With OP_CAT + OP_SHA256, we can commit M31, CM31, and QM31 elements with a few bytes.

M31 requires only 1 byte: commit(m31) := SHA256(m31).

OP_SHA256

CM31 requires 3 bytes: commit(cm31) := SHA256(cm31.0 || SHA256(cm31.1)) 

OP_SHA256 OP_CAT OP_SHA256

QM31 requires 7 bytes: commit(qm31) := SHA256(qm31.0.0 || SHA256(qm31.0.1 || SHA256(qm31.1.0 || SHA256(qm31.1.1))))

OP_SHA256 OP_CAT OP_SHA256 OP_CAT OP_SHA256 OP_CAT OP_SHA256

We feel that this is the optimal.

Extract

Since we do not have OP_SUBSTR, to extract a QM31 element or five positions from the hash, we need to use hints. The idea is to peel off the first few bytes of the hash and recreate a normalized QM31 element out of it. If we want to extract positions, the numbers are further adjusted to have only logn bits.

  • For QM31, the hint includes five elements:
    • hash[0..4] in the minimal number encoding form
    • hash[4..8] in the minimal number encoding form
    • hash[8..12] in the minimal number encoding form
    • hash[12..16] in the minimal number encoding form
    • hash[16..32] as bytes, which is the tail
  • For five positions, the hint includes six elements:
    • hash[0..4] in the minimal number encoding form
    • hash[4..8] in the minimal number encoding form
    • hash[8..12] in the minimal number encoding form
    • hash[12..16] in the minimal number encoding form
    • hash[16..20] in the minimal number encoding form
    • hash[20..32] as bytes, which is the tail

Due to the minimal number encoding form, the hint element, which represents a signed 32-bit integer, does not necessarily have four bytes. Our solution is to use OP_SIZE to detect its length and then use OP_CAT to pad it to four bytes. A subtlety here is that negative numbers, which occur when the original hash's last byte's most significant bit is 1, need to be handled differently, as it would first be padded with OP_LEFT (0x80) and then OP_PUSHBYTES_0 (0x00).

OP_IF
OP_PUSHBYTES_1 OP_PUSHBYTES_0
OP_ELSE
OP_PUSHBYTES_1 OP_LEFT
OP_ENDIF

Note that OP_PUSHBYTES_0 and OP_LEFT here are not opcodes but rather data that OP_PUSHBYTES_1 will push to the stack. One cannot directly write 0x00 and 0x80 in the interpreter, as they would become an empty string and 0x80 0x00, respectively.

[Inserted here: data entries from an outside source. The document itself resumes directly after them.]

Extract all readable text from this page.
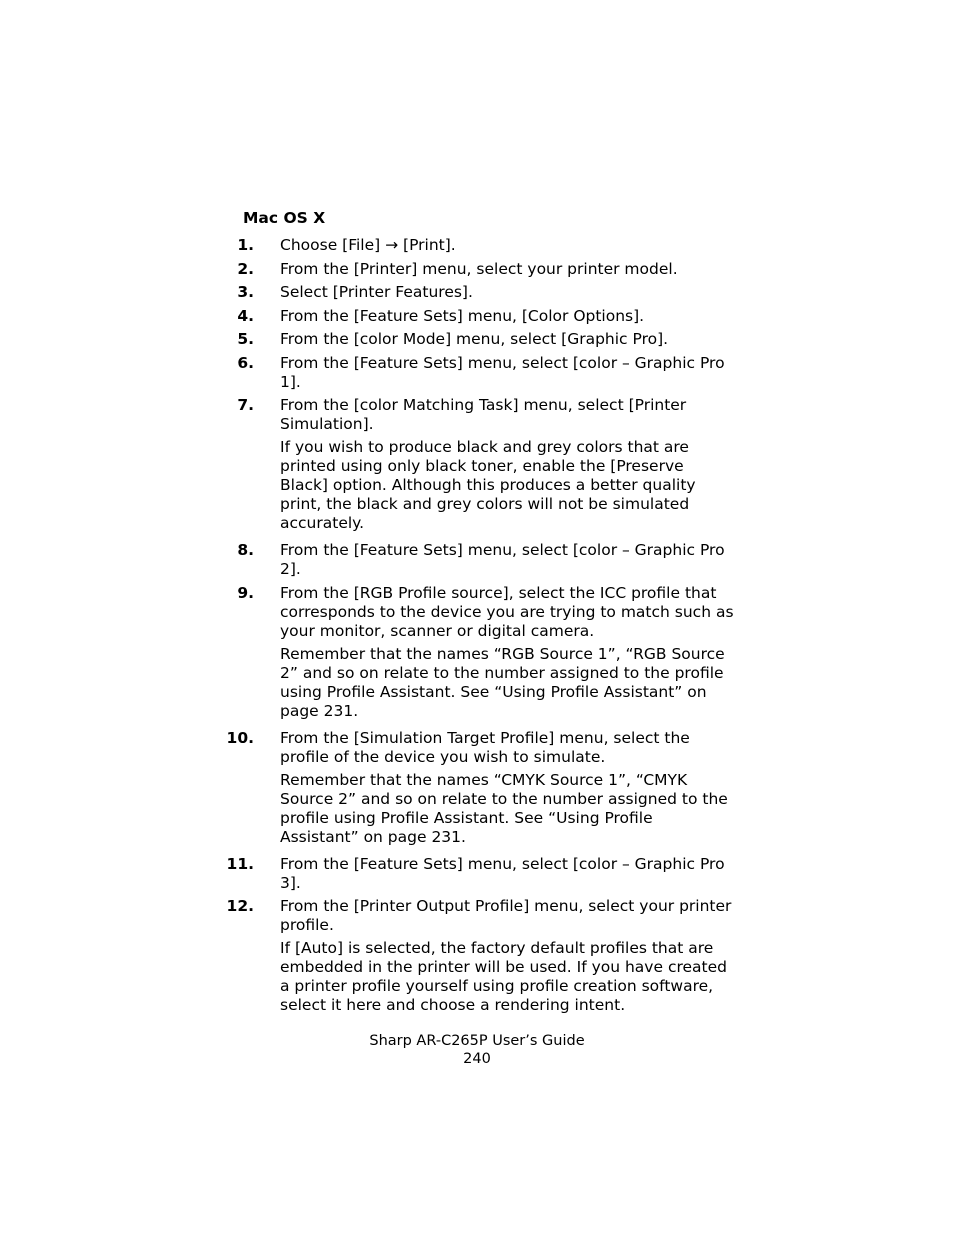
Mac OS X
1. Choose [File] → [Print].

2. From the [Printer] menu, select your printer model.

3. Select [Printer Features].

4. From the [Feature Sets] menu, [Color Options].

5. From the [color Mode] menu, select [Graphic Pro].

6. From the [Feature Sets] menu, select [color – Graphic Pro 1].

7. From the [color Matching Task] menu, select [Printer Simulation].

If you wish to produce black and grey colors that are printed using only black toner, enable the [Preserve Black] option. Although this produces a better quality print, the black and grey colors will not be simulated accurately.

8. From the [Feature Sets] menu, select [color – Graphic Pro 2].

9. From the [RGB Profile source], select the ICC profile that corresponds to the device you are trying to match such as your monitor, scanner or digital camera.

Remember that the names “RGB Source 1”, “RGB Source 2” and so on relate to the number assigned to the profile using Profile Assistant. See “Using Profile Assistant” on page 231.

10. From the [Simulation Target Profile] menu, select the profile of the device you wish to simulate.

Remember that the names “CMYK Source 1”, “CMYK Source 2” and so on relate to the number assigned to the profile using Profile Assistant. See “Using Profile Assistant” on page 231.

11. From the [Feature Sets] menu, select [color – Graphic Pro 3].

12. From the [Printer Output Profile] menu, select your printer profile.

If [Auto] is selected, the factory default profiles that are embedded in the printer will be used. If you have created a printer profile yourself using profile creation software, select it here and choose a rendering intent.

Sharp AR-C265P User’s Guide
240
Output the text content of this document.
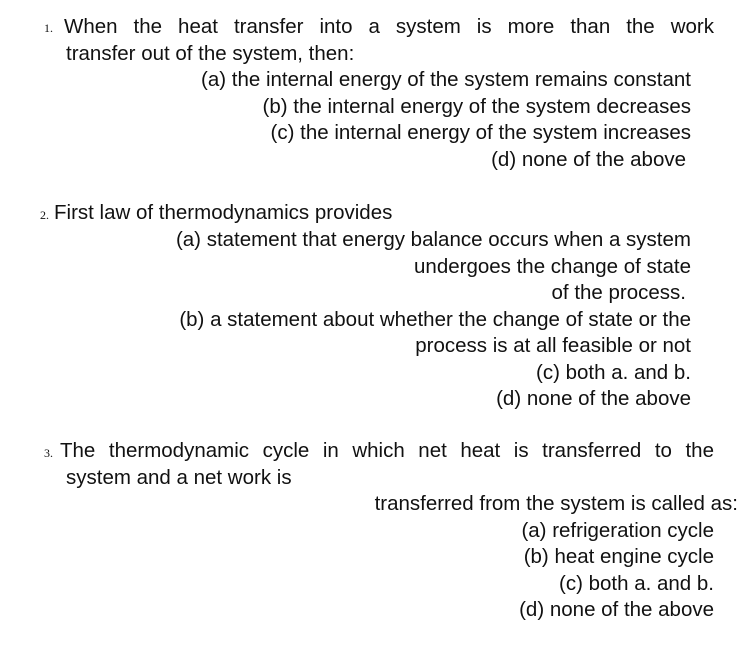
1. When the heat transfer into a system is more than the work
transfer out of the system, then:
(a) the internal energy of the system remains constant
(b) the internal energy of the system decreases
(c) the internal energy of the system increases
(d) none of the above
2. First law of thermodynamics provides
(a) statement that energy balance occurs when a system
undergoes the change of state
of the process.
(b) a statement about whether the change of state or the
process is at all feasible or not
(c) both a. and b.
(d) none of the above
3. The thermodynamic cycle in which net heat is transferred to the
system and a net work is
transferred from the system is called as:
(a) refrigeration cycle
(b) heat engine cycle
(c) both a. and b.
(d) none of the above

It first uses OP_CAT to combine the hint elements together and compare it with the hash that is to be extracted from.

Each of the hint number, after peeling off the sign bit, becomes a non-negative 31-bit number, ranging from 0 to 2^31 - 1. However, in the rest of the computation, we want the number to be below 2^31 - 1. This is done by subtracting one from the resulting number unless the resulting number is zero.

OP_DUP OP_NOT 
OP_NOTIF OP_1SUB OP_ENDIF

After such adjustment, one obtains an element.

Proof of Work

The Proof-of-Work check accepts two inputs: channel and nonce, and checks whether the new channel state channel'=sha256(channel||nonce) has sufficiently many security bits, namely, n_bits.

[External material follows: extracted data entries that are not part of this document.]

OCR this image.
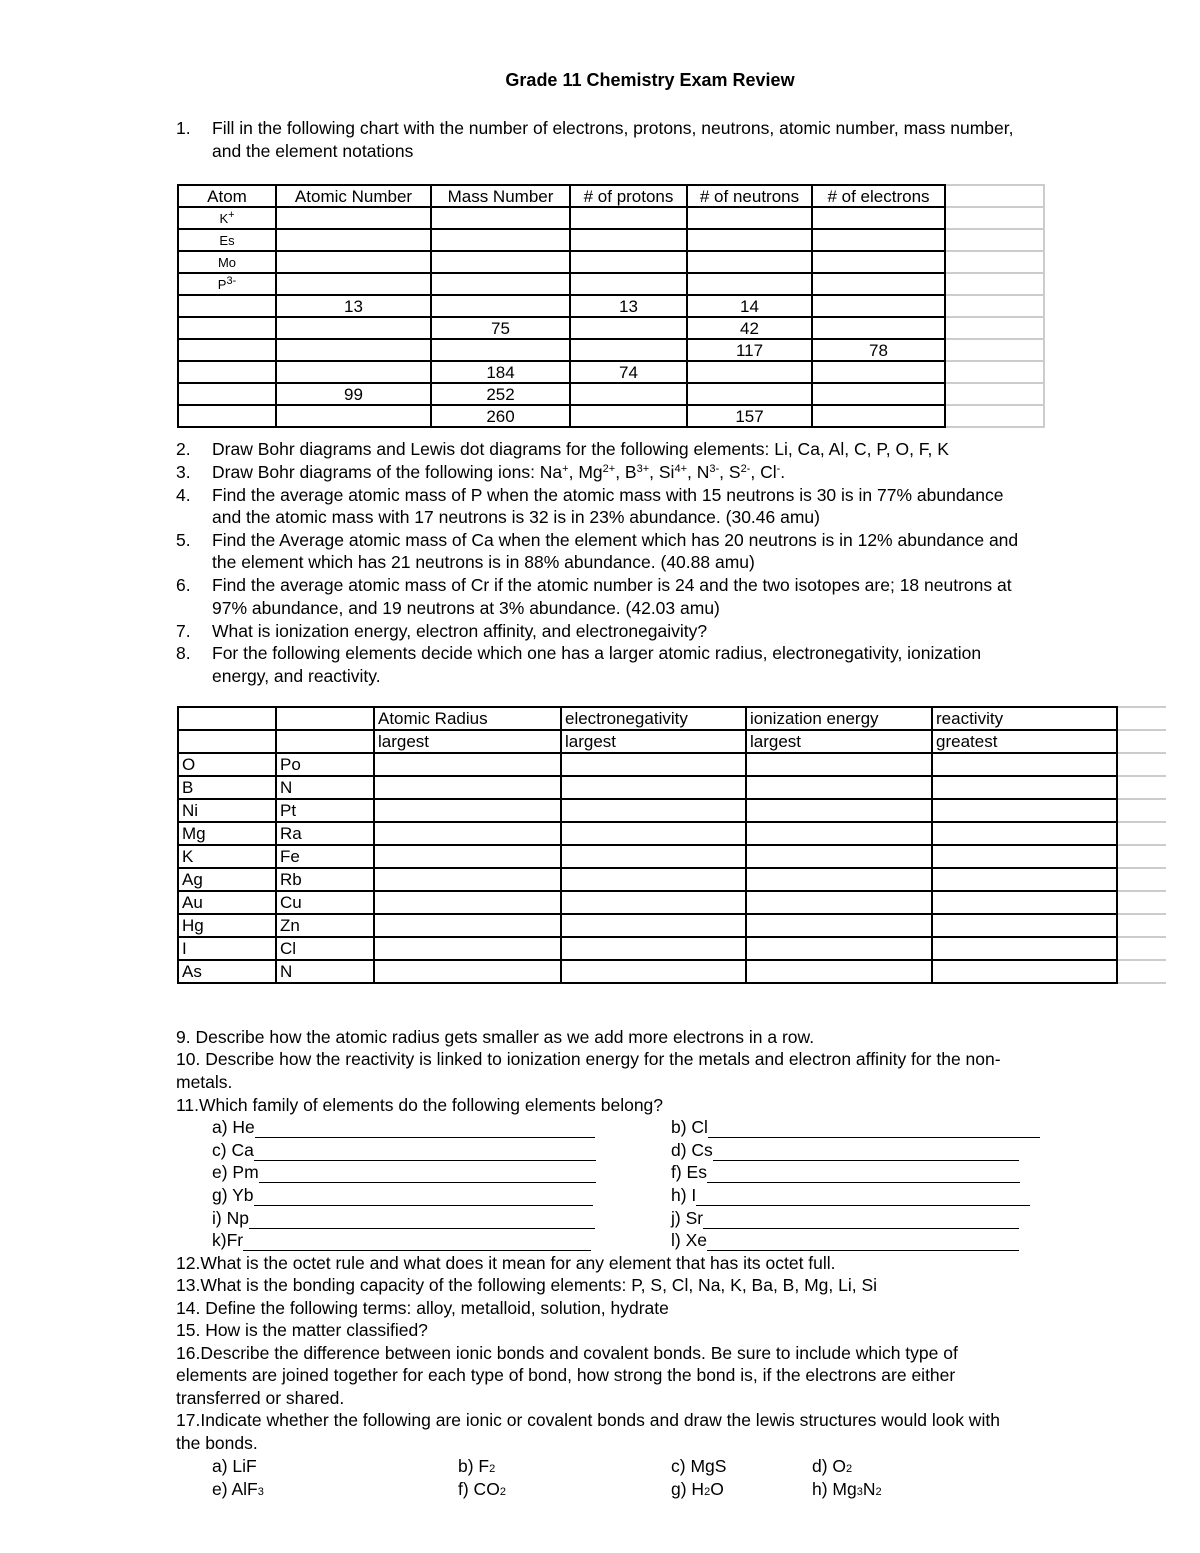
Grade 11 Chemistry Exam Review
1. Fill in the following chart with the number of electrons, protons, neutrons, atomic number, mass number,
and the element notations
Atom	Atomic Number	Mass Number	# of protons	# of neutrons	# of electrons	
K+						
Es						
Mo						
$P^{3-}$						
	13		13	14		
		75		42		
				117	78	
		184	74			
	99	252				
		260		157		
2. Draw Bohr diagrams and Lewis dot diagrams for the following elements: Li, Ca, Al, C, P, O, F, K
3. Draw Bohr diagrams of the following ions: Na+, $Mg^{2+}$, $B^{3+}$, $Si^{4+}$, $N^{3-}$, $S^{2-}$, Cl-.
4. Find the average atomic mass of P when the atomic mass with 15 neutrons is 30 is in 77% abundance
and the atomic mass with 17 neutrons is 32 is in 23% abundance. (30.46 amu)
5. Find the Average atomic mass of Ca when the element which has 20 neutrons is in 12% abundance and
the element which has 21 neutrons is in 88% abundance. (40.88 amu)
6. Find the average atomic mass of Cr if the atomic number is 24 and the two isotopes are; 18 neutrons at
97% abundance, and 19 neutrons at 3% abundance. (42.03 amu)
7. What is ionization energy, electron affinity, and electronegaivity?
8. For the following elements decide which one has a larger atomic radius, electronegativity, ionization
energy, and reactivity.
		Atomic Radius	electronegativity	ionization energy	reactivity	
		largest	largest	largest	greatest	
O	Po					
B	N					
Ni	Pt					
Mg	Ra					
K	Fe					
Ag	Rb					
Au	Cu					
Hg	Zn					
I	Cl					
As	N					
9. Describe how the atomic radius gets smaller as we add more electrons in a row.
10. Describe how the reactivity is linked to ionization energy for the metals and electron affinity for the non-
metals.
11.Which family of elements do the following elements belong?
a) He	b) Cl
c) Ca	d) Cs
e) Pm	f) Es
g) Yb	h) I
i) Np	j) Sr
k)Fr	l) Xe
12.What is the octet rule and what does it mean for any element that has its octet full.
13.What is the bonding capacity of the following elements: P, S, Cl, Na, K, Ba, B, Mg, Li, Si
14. Define the following terms: alloy, metalloid, solution, hydrate
15. How is the matter classified?
16.Describe the difference between ionic bonds and covalent bonds. Be sure to include which type of
elements are joined together for each type of bond, how strong the bond is, if the electrons are either
transferred or shared.
17.Indicate whether the following are ionic or covalent bonds and draw the lewis structures would look with
the bonds.
a) LiF	b) $F_2$	c) MgS	d) $O_2$
e) AlF$_3$	f) $CO_2$	g) $H_2O$	h) $Mg_3N_2$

Since we don't have OP_SUBSTR, the check also requires hints that change depending on whether n_bis is divisible by 8 or not.

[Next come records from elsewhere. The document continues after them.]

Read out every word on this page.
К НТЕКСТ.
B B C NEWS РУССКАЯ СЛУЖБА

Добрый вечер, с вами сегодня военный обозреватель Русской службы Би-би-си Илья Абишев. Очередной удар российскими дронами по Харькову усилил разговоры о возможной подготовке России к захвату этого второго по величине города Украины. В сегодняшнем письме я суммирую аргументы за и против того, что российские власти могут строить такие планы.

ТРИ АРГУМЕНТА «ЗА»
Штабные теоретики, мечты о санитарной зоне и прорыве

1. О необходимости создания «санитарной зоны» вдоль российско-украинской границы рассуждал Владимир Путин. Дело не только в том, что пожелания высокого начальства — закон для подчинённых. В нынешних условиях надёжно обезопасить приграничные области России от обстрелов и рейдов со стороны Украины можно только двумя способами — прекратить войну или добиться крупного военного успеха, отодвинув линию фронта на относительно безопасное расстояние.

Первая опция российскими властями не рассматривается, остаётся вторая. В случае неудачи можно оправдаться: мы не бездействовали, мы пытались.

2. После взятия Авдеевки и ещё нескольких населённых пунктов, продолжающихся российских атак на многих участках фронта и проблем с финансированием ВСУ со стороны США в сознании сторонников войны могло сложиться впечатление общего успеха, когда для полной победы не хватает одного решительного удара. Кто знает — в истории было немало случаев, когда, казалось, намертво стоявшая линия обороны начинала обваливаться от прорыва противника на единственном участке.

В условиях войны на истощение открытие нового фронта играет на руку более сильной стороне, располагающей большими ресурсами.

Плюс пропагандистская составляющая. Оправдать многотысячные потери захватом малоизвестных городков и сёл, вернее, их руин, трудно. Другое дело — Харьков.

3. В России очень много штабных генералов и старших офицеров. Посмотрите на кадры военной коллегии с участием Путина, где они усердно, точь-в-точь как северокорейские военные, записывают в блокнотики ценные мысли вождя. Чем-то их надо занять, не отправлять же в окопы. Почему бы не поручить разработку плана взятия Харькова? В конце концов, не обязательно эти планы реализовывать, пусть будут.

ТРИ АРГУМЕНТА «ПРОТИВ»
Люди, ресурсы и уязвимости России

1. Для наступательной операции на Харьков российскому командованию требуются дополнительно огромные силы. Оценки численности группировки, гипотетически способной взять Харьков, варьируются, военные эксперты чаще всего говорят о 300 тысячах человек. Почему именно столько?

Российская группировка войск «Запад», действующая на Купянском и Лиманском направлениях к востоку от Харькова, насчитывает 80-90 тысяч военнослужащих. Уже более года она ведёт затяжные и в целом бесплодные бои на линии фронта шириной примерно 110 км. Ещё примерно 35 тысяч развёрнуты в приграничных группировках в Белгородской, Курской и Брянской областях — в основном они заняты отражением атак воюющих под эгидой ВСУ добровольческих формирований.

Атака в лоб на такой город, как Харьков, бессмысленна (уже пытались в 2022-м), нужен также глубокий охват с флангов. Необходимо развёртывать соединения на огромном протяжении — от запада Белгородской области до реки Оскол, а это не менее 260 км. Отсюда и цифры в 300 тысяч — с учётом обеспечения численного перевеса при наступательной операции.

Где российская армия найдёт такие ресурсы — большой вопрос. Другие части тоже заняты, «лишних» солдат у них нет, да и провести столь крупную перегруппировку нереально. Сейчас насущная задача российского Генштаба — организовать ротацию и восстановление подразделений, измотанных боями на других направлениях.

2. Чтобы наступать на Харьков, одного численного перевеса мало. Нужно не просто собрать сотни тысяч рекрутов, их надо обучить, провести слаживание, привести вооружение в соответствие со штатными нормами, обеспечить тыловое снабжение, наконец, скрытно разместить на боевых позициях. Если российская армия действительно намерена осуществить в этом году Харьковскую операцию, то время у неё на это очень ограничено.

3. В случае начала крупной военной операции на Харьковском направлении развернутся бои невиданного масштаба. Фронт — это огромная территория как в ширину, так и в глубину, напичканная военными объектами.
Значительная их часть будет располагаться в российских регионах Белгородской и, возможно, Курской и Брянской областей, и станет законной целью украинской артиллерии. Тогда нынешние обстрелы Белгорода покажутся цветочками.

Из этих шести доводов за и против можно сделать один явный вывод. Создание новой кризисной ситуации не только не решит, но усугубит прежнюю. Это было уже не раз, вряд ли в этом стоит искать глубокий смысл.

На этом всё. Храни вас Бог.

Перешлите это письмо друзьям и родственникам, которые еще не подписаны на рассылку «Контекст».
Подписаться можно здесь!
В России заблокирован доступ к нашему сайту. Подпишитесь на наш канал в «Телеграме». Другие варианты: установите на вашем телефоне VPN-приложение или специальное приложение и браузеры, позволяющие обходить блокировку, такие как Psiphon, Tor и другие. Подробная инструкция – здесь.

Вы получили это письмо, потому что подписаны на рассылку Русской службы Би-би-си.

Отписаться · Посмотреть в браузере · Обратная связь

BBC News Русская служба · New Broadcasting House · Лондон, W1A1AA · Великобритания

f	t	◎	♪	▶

If n_bits % 8==0, there is a single hint suffix, and the script checks that

0^(n_bits//8)||suffix==channel'

If n_bits % 8!=0, together with suffix, there is an additional byte-sized hint msb. Consequently, the script checks that

0^(n_bits//8)||msb||suffix==channel'

and also that msb starts with n_bits % 8 (which would be at least 1) zero bits.

License

This repository is intended to be public good. It is under the MIT license.

We want to credit that the Rust FRI implementation code was based on code shared by Starkware.